一方、文字数については「最低限、これ以上切り出してほしい」という文字数を指定する。じつは、これについてはピッタリでなくても構わない

たとえば、開始位置に「5」、文字数に「100」と入力してやれば、「この文字列の5文字目から100文字目までを抜き出してほしい」、という指示となる。
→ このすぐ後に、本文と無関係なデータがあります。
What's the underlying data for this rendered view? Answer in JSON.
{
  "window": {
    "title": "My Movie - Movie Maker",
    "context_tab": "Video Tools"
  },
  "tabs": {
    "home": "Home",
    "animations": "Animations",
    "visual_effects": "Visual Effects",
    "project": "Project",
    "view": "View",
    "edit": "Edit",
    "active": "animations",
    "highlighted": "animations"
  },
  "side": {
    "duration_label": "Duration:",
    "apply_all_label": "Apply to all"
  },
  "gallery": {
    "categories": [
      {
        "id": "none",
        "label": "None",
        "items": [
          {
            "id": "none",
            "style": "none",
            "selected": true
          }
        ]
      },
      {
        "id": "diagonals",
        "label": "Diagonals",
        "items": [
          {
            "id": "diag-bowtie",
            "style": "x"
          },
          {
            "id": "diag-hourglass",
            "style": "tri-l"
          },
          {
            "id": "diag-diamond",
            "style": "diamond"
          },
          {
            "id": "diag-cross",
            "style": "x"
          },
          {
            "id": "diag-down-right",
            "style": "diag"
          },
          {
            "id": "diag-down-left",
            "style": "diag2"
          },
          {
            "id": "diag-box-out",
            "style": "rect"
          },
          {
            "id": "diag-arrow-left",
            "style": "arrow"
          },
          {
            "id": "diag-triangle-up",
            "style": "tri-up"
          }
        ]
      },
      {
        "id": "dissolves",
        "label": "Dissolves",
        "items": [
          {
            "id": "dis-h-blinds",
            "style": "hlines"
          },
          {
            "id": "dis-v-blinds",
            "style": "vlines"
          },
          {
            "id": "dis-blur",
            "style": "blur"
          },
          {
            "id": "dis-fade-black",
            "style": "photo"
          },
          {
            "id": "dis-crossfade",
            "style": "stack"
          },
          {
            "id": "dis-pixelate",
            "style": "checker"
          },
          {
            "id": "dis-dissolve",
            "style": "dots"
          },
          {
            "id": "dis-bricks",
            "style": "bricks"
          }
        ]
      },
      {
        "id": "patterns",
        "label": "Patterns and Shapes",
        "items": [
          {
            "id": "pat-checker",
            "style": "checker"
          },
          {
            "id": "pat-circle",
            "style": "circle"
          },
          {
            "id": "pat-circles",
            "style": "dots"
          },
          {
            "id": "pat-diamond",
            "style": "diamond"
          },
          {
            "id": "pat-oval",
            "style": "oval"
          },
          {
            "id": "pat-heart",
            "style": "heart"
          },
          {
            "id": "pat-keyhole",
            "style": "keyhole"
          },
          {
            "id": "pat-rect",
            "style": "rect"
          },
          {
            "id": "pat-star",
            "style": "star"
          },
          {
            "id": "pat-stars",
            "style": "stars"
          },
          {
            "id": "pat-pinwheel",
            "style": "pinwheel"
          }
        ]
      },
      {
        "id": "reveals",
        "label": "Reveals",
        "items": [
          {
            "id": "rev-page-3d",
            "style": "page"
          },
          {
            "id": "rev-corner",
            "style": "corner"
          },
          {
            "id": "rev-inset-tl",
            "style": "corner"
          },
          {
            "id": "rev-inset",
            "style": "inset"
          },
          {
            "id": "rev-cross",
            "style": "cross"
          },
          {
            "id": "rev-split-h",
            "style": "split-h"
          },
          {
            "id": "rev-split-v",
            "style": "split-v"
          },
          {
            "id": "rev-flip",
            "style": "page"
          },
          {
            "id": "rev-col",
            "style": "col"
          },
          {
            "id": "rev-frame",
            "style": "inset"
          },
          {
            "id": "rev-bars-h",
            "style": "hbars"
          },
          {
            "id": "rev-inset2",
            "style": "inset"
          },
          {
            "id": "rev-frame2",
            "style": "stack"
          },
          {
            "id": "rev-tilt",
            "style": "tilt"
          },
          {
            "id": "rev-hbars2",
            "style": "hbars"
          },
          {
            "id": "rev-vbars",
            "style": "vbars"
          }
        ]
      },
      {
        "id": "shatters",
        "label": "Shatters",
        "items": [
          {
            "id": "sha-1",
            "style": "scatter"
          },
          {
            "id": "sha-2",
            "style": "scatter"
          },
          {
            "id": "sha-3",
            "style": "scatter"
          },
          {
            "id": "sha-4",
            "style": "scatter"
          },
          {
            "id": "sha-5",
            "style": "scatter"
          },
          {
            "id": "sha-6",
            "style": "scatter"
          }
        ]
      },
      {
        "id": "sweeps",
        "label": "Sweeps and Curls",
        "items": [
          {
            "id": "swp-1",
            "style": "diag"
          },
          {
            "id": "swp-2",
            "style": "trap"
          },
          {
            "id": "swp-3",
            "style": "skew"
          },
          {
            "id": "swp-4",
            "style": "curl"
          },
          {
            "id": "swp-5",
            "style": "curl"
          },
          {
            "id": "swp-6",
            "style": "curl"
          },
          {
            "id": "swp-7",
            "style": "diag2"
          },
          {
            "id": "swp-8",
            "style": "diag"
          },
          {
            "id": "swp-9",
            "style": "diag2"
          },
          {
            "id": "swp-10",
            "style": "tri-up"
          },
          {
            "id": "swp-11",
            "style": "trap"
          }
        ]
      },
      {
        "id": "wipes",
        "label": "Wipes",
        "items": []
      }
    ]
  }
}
ということは、極端な話、すべてのデータの最長文字数を入れてやれば、「国名を抜き出す」という目的は達成できる、というわけだ(図表4図表5)。

図表4 MID関数の入力

図表5 MID(F2,5,100)の入力結果

これで、いちおうは形になった。

以上で本稿を終了としても良いのだが、ただ、せっかくだからもう少しスマートなやり方も紹介しておきたい。ここで使用するのはLEN関数だ。

LEN関数の具体的な書式は、次のとおり。

LEN(文字列)

これは、文字の長さを返す関数であり、先ほどの「F2」列を指定してやれば、文字の長さである「8」が返ってくる(図表6図表7)。

図表6 LEN関数の入力

図表7 LEN (F2)の入力結果

そして、すべてのセルにおける国名の文字の長さは、次の計算式で求められるはずだ。

(国名の文字の長さ)=(セルのデータの文字の長さ)-4

ということは、先ほどのMID関数についても、MID(F2,5,100)ではなく、MID(F2,5,LEN(F2)-4)と入力してやれば、ずばりの文字数を抜き出すことができるはずだ。

MID(F2,5,LEN(F2)-4)→F2セルの5文字目から、「LEN(F2)-4」で求まる数値の長さの文字を切り出す、という意味。

さっそくやってみよう(図表8図表9)。

図表8 MID+LEN関数の入力

図表9 MID(F2,5,LEN(F2)-4)の入力結果

いかがだろうか。

念のため、「大韓民国」以外の国名にも対応できるかどうか、関数をコピーしてみよう(図表10)。

図表10  MID(F2,5,LEN(F2)-4)を下にコピーした結果

ちゃんと出来上がった。

それぞれシンプルな関数なのだが、これらを組み合わせることで、かなり複雑な演算ができることがおわかりいただけるだろう。

※ ※ ※ ※ ※ ※ ※

本稿を『文字列操作を極める』シリーズの第1回と位置付けたい。第2回目以降では、さらに複雑な文字列操作にチャレンジしていくつもりだ。